Genome Biol. 2020 May 6;21(1):106. doi: 10.1186/s13059-020-02006-2.
Brenda Marquina-Sanchez 1 , Nikolaus Fortelny 1 , Matthias Farlik 1 2 , Andhira Vieira 3 , Patrick Collombat 3 , Christoph Bock 4 5 , Stefan Kubicek 6
1 CeMM Research Center for Molecular Medicine of the Austrian Academy of Sciences, Lazarettgasse 14, AKH BT 25.3, 1090, Vienna, Austria.
2 Department of Dermatology, Medical University of Vienna, 1090, Vienna, Austria.
3 Université Côte d’Azur, CNRS, Inserm, iBV, Nice, France.
4 CeMM Research Center for Molecular Medicine of the Austrian Academy of Sciences, Lazarettgasse 14, AKH BT 25.3, 1090, Vienna, Austria. email@example.com.

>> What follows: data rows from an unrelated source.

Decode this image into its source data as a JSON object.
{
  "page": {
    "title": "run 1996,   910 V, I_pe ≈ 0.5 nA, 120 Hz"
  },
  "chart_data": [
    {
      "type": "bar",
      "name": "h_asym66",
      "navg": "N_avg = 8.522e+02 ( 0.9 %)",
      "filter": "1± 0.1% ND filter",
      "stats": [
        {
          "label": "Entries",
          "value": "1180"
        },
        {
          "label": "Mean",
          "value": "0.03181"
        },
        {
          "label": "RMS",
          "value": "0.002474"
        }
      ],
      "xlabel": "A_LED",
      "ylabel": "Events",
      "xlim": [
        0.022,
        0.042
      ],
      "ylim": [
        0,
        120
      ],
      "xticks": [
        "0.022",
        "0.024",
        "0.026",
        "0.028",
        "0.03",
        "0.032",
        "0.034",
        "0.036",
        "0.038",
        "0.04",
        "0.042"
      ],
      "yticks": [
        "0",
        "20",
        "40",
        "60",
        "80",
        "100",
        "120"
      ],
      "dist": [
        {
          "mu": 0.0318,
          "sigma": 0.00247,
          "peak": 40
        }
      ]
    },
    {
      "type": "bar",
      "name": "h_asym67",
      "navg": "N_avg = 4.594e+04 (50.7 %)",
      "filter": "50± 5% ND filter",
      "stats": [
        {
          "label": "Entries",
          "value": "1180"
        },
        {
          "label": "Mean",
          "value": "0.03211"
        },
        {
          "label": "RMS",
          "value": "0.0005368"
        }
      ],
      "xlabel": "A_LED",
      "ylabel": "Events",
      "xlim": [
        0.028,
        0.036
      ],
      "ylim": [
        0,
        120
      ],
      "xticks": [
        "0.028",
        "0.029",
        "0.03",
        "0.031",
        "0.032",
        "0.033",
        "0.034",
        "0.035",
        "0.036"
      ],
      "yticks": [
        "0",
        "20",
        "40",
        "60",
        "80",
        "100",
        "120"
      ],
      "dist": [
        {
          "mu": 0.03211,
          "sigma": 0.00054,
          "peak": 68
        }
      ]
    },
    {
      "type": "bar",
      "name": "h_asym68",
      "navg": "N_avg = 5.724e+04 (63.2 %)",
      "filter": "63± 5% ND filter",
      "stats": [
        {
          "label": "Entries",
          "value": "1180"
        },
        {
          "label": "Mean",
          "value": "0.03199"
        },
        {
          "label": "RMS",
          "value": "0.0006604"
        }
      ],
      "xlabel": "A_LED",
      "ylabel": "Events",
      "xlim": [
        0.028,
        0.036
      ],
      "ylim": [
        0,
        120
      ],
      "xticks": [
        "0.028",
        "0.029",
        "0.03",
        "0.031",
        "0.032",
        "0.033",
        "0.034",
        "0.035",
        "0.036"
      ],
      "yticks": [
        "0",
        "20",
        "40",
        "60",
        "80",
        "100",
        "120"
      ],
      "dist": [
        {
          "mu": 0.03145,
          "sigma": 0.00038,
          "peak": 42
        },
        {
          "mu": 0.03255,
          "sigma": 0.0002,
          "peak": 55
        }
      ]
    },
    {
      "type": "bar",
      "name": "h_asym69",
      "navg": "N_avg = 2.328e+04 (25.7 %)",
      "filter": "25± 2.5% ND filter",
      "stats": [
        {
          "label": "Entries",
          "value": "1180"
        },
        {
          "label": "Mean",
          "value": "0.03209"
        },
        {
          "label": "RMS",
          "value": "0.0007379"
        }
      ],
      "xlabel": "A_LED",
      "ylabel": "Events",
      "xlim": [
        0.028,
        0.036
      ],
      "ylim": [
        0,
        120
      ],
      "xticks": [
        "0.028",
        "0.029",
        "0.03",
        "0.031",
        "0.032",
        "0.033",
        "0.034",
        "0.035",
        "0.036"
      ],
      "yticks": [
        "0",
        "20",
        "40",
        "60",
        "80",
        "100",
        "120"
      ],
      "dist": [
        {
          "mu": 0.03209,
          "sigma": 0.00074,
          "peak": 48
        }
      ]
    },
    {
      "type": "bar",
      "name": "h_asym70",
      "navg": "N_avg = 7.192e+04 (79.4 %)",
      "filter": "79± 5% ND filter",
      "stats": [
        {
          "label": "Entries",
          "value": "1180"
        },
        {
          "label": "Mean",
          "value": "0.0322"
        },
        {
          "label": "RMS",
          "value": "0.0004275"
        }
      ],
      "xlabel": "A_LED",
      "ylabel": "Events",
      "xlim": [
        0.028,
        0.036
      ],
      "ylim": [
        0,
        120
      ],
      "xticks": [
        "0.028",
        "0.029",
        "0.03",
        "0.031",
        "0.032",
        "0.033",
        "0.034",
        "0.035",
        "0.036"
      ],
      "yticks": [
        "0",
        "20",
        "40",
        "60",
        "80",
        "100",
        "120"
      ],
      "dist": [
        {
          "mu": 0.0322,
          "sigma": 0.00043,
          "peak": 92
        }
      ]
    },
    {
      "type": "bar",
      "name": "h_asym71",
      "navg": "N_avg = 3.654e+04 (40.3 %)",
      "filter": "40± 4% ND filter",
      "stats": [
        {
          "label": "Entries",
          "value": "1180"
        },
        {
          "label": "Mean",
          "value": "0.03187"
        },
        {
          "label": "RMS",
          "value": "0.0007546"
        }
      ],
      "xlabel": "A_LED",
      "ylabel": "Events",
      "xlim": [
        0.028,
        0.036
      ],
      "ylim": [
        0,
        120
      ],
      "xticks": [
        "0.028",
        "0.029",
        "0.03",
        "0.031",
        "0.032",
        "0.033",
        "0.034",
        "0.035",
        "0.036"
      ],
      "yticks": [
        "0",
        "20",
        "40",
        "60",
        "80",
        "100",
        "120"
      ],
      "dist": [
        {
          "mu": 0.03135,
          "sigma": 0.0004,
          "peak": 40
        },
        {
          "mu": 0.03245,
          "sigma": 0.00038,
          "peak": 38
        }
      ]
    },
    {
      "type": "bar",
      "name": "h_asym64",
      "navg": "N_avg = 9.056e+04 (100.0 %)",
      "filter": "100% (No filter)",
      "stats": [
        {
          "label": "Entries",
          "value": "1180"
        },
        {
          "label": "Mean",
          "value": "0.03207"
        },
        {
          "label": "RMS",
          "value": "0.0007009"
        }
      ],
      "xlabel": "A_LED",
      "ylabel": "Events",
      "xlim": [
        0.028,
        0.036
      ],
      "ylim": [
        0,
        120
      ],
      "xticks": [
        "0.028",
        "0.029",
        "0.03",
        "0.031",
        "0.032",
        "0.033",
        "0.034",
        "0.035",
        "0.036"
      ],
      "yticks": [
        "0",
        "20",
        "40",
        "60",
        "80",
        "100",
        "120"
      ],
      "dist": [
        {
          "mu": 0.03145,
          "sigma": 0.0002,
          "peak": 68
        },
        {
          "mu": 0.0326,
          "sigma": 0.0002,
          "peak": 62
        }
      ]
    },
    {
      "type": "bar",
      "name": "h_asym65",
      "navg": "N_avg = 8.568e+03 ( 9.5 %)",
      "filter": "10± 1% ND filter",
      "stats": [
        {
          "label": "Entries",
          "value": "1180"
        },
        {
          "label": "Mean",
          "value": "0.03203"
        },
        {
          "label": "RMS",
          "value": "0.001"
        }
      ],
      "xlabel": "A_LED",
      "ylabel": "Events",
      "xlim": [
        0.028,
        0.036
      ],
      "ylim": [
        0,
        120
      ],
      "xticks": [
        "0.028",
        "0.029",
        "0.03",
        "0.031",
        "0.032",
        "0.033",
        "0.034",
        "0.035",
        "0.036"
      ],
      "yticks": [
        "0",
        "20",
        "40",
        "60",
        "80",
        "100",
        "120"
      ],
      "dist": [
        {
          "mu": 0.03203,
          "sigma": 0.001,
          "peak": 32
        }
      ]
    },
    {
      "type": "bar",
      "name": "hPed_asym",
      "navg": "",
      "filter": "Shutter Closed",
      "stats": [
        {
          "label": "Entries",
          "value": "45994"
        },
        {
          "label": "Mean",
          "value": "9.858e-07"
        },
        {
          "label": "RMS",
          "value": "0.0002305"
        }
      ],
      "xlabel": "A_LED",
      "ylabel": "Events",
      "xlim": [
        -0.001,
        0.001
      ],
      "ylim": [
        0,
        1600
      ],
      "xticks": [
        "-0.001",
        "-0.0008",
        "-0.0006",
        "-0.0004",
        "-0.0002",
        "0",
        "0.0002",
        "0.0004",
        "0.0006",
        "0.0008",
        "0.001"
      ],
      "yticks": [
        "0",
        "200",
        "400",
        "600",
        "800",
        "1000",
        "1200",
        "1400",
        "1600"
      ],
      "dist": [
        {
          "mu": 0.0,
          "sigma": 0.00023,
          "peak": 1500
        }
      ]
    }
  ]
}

5 Department of Laboratory Medicine, Medical University of Vienna, 1090, Vienna, Austria. firstname.lastname@example.org.
6 CeMM Research Center for Molecular Medicine of the Austrian Academy of Sciences, Lazarettgasse 14, AKH BT 25.3, 1090, Vienna, Austria. email@example.com.
Background: Single-cell RNA-seq (scRNA-seq) is emerging as a powerful tool to dissect cell-specific effects of drug treatment in complex tissues. This application requires high levels of precision, robustness, and quantitative accuracy-beyond those achievable with existing methods for mainly qualitative single-cell analysis. Here, we establish the use of standardized reference cells as spike-in controls for accurate and robust dissection of single-cell drug responses.
Results: We find that contamination by cell-free RNA can constitute up to 20% of reads in human primary tissue samples, and we show that the ensuing biases can be removed effectively using a novel bioinformatics algorithm. Applying our method to both human and mouse pancreatic islets treated ex vivo, we obtain an accurate and quantitative assessment of cell-specific drug effects on the transcriptome. We observe that FOXO inhibition induces dedifferentiation of both alpha and beta cells, while artemether treatment upregulates insulin and other beta cell marker genes in a subset of alpha cells. In beta cells, dedifferentiation and insulin repression upon artemether treatment occurs predominantly in mouse but not in human samples.
Conclusions: This new method for quantitative, error-correcting, scRNA-seq data normalization using spike-in reference cells helps clarify complex cell-specific effects of pharmacological perturbations with single-cell resolution and high quantitative accuracy.